Sophia: Why Curvature-Aware Optimizers Matter for LLM Training

By Prahlad Menon 4 min read

Training large language models is expensive. A single GPT-3 scale run costs millions in compute. So when a paper claims to halve the number of steps needed to reach the same loss—with only 5% overhead per step—it’s worth paying attention.

Sophia, introduced by Hong Liu, Zhiyuan Li, David Hall, Percy Liang, and Tengyu Ma at Stanford, is a second-order optimizer that achieves exactly this. It reaches the same pre-training loss as Adam in 50% fewer steps on GPT-2 models ranging from 125M to 770M parameters, translating to a roughly 2x wall-clock speedup.

The Problem: Anisotropic Loss Surfaces

To understand why Sophia works, you need to understand where Adam falls short.

The loss landscape of a large neural network is not a smooth bowl. It’s highly anisotropic—steep in some directions and flat in others. The Hessian (the matrix of second derivatives) has eigenvalues spanning many orders of magnitude.

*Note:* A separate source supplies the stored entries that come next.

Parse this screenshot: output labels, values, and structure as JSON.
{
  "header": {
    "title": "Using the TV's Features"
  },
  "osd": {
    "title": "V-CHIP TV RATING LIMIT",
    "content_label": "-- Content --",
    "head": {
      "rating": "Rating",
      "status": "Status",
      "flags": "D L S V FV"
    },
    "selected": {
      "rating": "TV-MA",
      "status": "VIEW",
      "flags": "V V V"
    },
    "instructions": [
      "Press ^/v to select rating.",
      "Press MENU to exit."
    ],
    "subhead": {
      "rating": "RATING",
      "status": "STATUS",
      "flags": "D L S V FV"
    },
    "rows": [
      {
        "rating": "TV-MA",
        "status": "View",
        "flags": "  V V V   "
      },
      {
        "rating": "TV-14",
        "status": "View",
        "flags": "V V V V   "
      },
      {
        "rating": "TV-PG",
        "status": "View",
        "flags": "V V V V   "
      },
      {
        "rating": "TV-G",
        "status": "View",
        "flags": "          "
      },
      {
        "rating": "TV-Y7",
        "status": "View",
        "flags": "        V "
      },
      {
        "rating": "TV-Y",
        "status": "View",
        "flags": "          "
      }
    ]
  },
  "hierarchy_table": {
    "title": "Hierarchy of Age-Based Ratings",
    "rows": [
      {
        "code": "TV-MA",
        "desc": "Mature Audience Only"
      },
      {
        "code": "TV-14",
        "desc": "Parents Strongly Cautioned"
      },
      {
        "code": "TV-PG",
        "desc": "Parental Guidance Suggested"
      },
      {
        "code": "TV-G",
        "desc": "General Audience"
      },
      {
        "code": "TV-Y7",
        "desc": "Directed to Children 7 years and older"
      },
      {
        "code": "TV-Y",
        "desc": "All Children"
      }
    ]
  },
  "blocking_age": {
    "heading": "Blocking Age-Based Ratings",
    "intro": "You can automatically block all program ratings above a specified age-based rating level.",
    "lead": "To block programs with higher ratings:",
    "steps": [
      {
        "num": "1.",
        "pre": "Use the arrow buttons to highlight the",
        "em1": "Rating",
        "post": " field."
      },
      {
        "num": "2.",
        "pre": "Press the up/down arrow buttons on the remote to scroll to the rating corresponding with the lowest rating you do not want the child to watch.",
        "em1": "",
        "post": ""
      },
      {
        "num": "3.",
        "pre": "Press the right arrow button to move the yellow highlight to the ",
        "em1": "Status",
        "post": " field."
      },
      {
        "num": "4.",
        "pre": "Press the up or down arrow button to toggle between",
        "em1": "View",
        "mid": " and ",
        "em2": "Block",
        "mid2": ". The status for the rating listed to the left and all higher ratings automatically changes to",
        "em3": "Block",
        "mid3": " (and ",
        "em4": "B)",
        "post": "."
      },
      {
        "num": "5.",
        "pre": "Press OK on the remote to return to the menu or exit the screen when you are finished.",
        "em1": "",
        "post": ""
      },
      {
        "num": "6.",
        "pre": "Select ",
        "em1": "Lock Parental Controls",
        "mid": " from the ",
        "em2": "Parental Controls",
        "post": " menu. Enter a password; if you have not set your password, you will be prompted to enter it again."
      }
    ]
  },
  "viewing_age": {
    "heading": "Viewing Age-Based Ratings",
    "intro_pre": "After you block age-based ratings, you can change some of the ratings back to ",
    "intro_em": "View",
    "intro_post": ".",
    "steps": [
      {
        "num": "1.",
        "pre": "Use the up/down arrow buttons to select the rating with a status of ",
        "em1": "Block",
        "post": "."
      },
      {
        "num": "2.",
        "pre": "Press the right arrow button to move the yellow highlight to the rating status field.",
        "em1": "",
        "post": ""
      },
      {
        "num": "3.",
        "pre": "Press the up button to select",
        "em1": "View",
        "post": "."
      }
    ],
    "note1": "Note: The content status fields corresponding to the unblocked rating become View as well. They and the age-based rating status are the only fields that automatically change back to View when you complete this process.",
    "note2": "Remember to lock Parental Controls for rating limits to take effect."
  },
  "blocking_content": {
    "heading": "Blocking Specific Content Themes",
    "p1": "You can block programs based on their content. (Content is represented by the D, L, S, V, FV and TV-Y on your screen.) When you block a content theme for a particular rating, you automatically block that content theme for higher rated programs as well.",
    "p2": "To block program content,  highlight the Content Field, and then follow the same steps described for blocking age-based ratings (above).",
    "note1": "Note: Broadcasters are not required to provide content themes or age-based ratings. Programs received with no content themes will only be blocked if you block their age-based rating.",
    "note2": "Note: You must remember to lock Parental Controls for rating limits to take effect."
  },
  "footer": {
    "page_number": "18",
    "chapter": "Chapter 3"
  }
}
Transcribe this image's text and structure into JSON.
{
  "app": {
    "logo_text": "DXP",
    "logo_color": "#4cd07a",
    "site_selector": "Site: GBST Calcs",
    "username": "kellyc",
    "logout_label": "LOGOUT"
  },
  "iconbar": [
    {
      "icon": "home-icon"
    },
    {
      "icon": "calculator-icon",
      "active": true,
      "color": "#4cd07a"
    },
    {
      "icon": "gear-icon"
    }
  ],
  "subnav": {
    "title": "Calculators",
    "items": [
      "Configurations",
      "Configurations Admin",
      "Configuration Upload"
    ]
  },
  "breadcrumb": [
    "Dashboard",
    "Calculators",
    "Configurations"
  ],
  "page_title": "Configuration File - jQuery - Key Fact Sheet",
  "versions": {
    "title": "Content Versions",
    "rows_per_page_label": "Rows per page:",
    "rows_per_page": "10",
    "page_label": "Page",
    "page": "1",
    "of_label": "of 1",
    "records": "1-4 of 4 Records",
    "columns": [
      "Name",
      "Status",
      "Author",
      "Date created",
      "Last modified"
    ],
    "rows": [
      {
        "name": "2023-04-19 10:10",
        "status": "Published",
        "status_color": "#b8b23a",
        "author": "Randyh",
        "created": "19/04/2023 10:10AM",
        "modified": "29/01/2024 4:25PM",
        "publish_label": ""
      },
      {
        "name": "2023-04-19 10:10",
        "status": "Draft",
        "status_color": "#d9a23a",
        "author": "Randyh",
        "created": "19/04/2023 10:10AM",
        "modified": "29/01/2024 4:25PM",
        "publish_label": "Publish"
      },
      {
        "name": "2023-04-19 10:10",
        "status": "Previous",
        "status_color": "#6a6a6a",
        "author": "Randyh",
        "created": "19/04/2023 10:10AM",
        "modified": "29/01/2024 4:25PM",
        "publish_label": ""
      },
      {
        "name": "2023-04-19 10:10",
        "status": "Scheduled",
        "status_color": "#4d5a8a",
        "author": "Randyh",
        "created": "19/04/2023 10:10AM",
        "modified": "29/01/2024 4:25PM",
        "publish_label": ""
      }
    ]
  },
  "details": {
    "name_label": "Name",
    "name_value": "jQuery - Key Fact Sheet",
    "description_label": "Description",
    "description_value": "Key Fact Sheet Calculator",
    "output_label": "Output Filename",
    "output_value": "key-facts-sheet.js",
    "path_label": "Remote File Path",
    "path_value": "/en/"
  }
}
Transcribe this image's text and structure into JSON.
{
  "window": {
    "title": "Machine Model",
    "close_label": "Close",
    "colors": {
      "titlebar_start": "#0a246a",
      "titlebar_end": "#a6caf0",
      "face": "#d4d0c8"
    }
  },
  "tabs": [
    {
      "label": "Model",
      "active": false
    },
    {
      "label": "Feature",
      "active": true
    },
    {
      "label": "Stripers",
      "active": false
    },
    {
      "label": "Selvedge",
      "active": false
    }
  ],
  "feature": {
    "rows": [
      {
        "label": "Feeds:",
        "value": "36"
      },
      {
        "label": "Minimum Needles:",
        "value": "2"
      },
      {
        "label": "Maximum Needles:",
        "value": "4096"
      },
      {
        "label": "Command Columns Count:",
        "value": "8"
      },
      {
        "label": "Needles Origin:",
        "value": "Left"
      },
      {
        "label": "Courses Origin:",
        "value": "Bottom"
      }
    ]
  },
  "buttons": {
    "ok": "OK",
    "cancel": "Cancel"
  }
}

Adam partially addresses this by maintaining per-parameter adaptive learning rates based on the history of squared gradients. But squared gradients are a noisy, indirect proxy for curvature. In flat directions where the gradient happens to be large (e.g., near a saddle point), Adam can take steps that are too aggressive. In steep directions where the gradient is small, it can be too conservative.

The fundamental issue is that Adam’s second moment estimate conflates gradient magnitude with curvature. They’re related, but they’re not the same thing.

Sophia’s Approach: Diagonal Hessian Preconditioning

Sophia takes a more principled approach. Instead of using squared gradients as a curvature proxy, it directly estimates the diagonal of the Hessian—the actual second-order curvature information—and uses it as a preconditioner.

The update rule is deceptively simple. Sophia maintains an exponential moving average of the gradient (like Adam’s first moment) and divides the update by the diagonal Hessian estimate. The per-parameter update becomes:

$$\theta_t = \theta_{t-1} - \eta \cdot \text{clip}\left(\frac{m_t}{h_t}, \rho\right)$$

where $m_t$ is the EMA of gradients and $h_t$ is the EMA of the diagonal Hessian estimate.

The key insight is that the diagonal Hessian tells you the actual curvature along each parameter direction. In steep directions (large Hessian), Sophia takes smaller steps. In flat directions (small Hessian), it takes larger steps. This is precisely what you want for navigating anisotropic landscapes efficiently.

The Clipping Mechanism

There’s a subtlety that makes Sophia practical: the element-wise clipping by $\rho$. The ratio $m_t / h_t$ can blow up when the Hessian estimate is near zero (flat directions), potentially causing catastrophic updates.

Sophia clips this ratio to $[-\rho, \rho]$, bounding the maximum per-parameter update size. This is more than just a safety measure—the authors show it provides a worst-case guarantee on the loss decrease per step, something Adam lacks. The clipping acts as an implicit trust region, ensuring stability without the complexity of full trust-region methods.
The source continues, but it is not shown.